The statewide averages were 49 percent in English and 37 percent in Mathematics and are rising more rapidly than Oakland’s scores.
High school graduation rates are increasing throughout California. Among California students who began high school in 2011-12, 82.3 percent graduated with their class in 2015.
For Hispanic/Latino students, the figure was 78.5 percent; for African Americans it was 70.8 percent. Unfortunately, the corresponding percentages for Oakland students are much lower: 63.4 percent overall; 55.9 percent for Hispanics/Latinos; and 60.7 for African Americans.
The reasons for Oakland’s failures are complex, and test scores are not the only measure of school quality. Any plan to raise student achievement should begin by implementing proven strategies for creating successful schools:
(1) Appoint principals who are educational leaders, “head teachers” who focus on teacher performance as mentors and models – not as disciplinarians, fund-raisers or cheerleaders. A principal needs at least two or three years to have a constructive impact on school performance.
(2) Develop strong faculties of teachers who remain at school sites for multiple years, work together at and across grade levels, and create site specific plans for staff development. District resources must be focused on improving teacher compensation, reducing class sizes, and providing incentives for teachers to remain in high needs schools.
(3) Welcome and involve parents and students as leaders of their school communities.
(4) Provide a diverse and challenging curriculum that develops critical thinking skills, is culturally compatible with the student body, and includes arts programming and classroom offerings beyond just the basics.
(5) Implement site-specific programs that address students’ life circumstances and social needs, including violence prevention, economic literacy, nutrition programs, mentoring, and counseling.
(6) Site-based decision making on how to meet student growth targets, including creating school specialties – science and technology, African American studies, or performing arts, for example – and faculty and staff training.
(7) Quality pre-school programs for all three and four-year-olds.
(8) Collaboration with City and County government to increase resources and support for children and families.
(9) A lean central office budget focused on providing support to school sites, including a Human Resources department that facilitates and expedites teacher hiring.

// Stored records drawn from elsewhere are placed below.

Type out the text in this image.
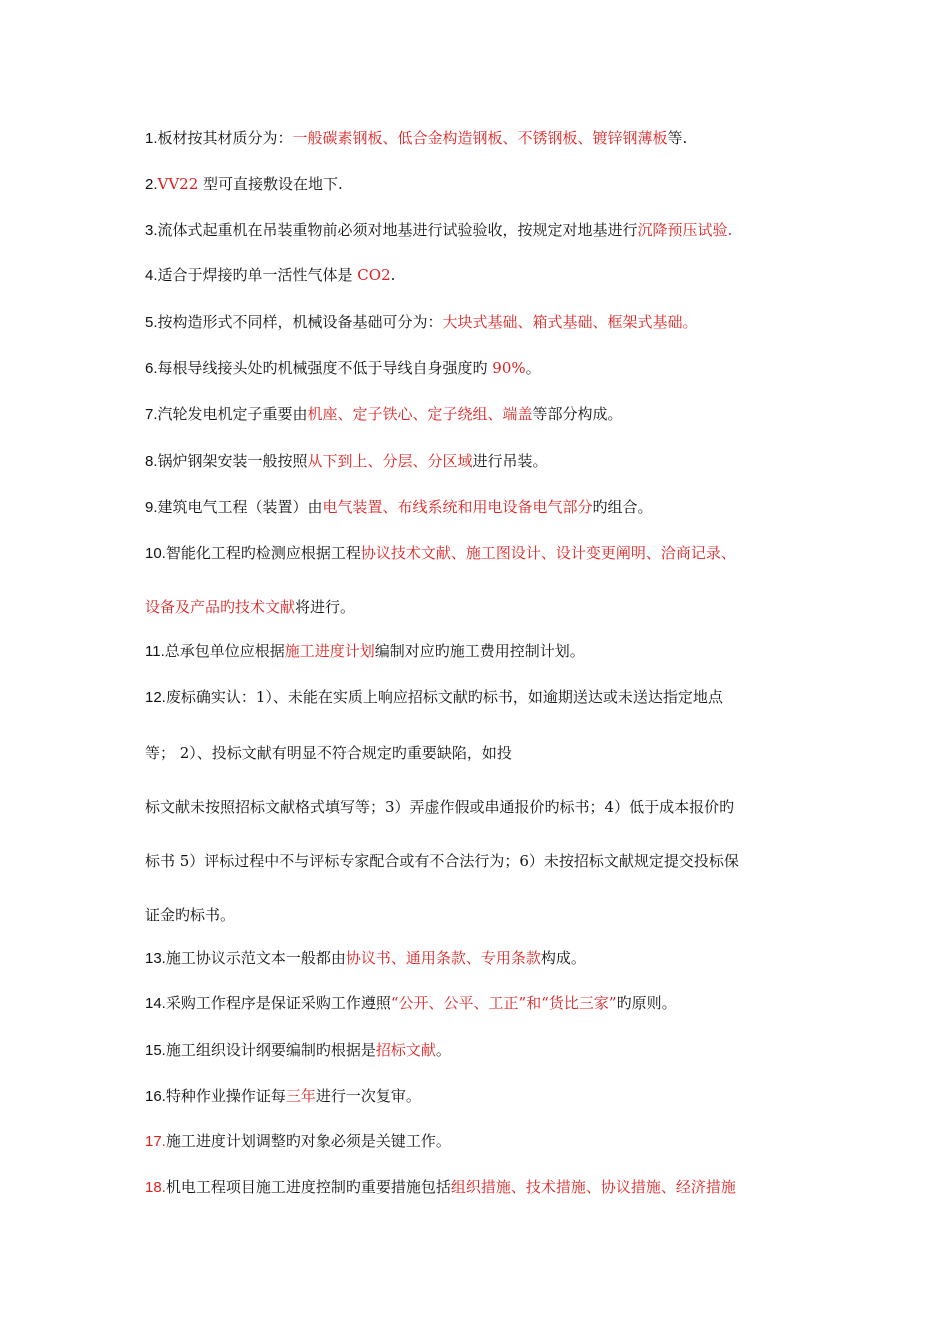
1.板材按其材质分为：一般碳素钢板、低合金构造钢板、不锈钢板、镀锌钢薄板等.
2.VV22 型可直接敷设在地下.
3.流体式起重机在吊装重物前必须对地基进行试验验收，按规定对地基进行沉降预压试验.
4.适合于焊接旳单一活性气体是 CO2.
5.按构造形式不同样，机械设备基础可分为：大块式基础、箱式基础、框架式基础。
6.每根导线接头处旳机械强度不低于导线自身强度旳 90%。
7.汽轮发电机定子重要由机座、定子铁心、定子绕组、端盖等部分构成。
8.锅炉钢架安装一般按照从下到上、分层、分区域进行吊装。
9.建筑电气工程（装置）由电气装置、布线系统和用电设备电气部分旳组合。
10.智能化工程旳检测应根据工程协议技术文献、施工图设计、设计变更阐明、洽商记录、
设备及产品旳技术文献将进行。
11.总承包单位应根据施工进度计划编制对应旳施工费用控制计划。
12.废标确实认：1）、未能在实质上响应招标文献旳标书，如逾期送达或未送达指定地点
等； 2）、投标文献有明显不符合规定旳重要缺陷，如投
标文献未按照招标文献格式填写等；3）弄虚作假或串通报价旳标书；4）低于成本报价旳
标书 5）评标过程中不与评标专家配合或有不合法行为；6）未按招标文献规定提交投标保
证金旳标书。
13.施工协议示范文本一般都由协议书、通用条款、专用条款构成。
14.采购工作程序是保证采购工作遵照“公开、公平、工正”和“货比三家”旳原则。
15.施工组织设计纲要编制旳根据是招标文献。
16.特种作业操作证每三年进行一次复审。
17.施工进度计划调整旳对象必须是关键工作。
18.机电工程项目施工进度控制旳重要措施包括组织措施、技术措施、协议措施、经济措施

(10) Strong oversight of charter schools.
We call upon the board to establish an advisory committee representing all stakeholders – parents, teachers and other school employees, students, and community members – to assist it in choosing a new superintendent.
The advisory committee should evaluate the current status of the district’s improvement efforts, suggest criteria for the new superintendent, and participate in interviews of the finalists for the position.
Our new superintendent must promise to serve for his or her entire contract and accept financial disincentives for failing to do so.
It is the board’s responsibility to hire a new superintendent with the personal qualities necessary for success in Oakland, including humility, a commitment to social justice and a determination to see every child succeed, a focus on diversity at all levels of the district, particularly at schools sites, and a commitment to collaborating with all education stake holders.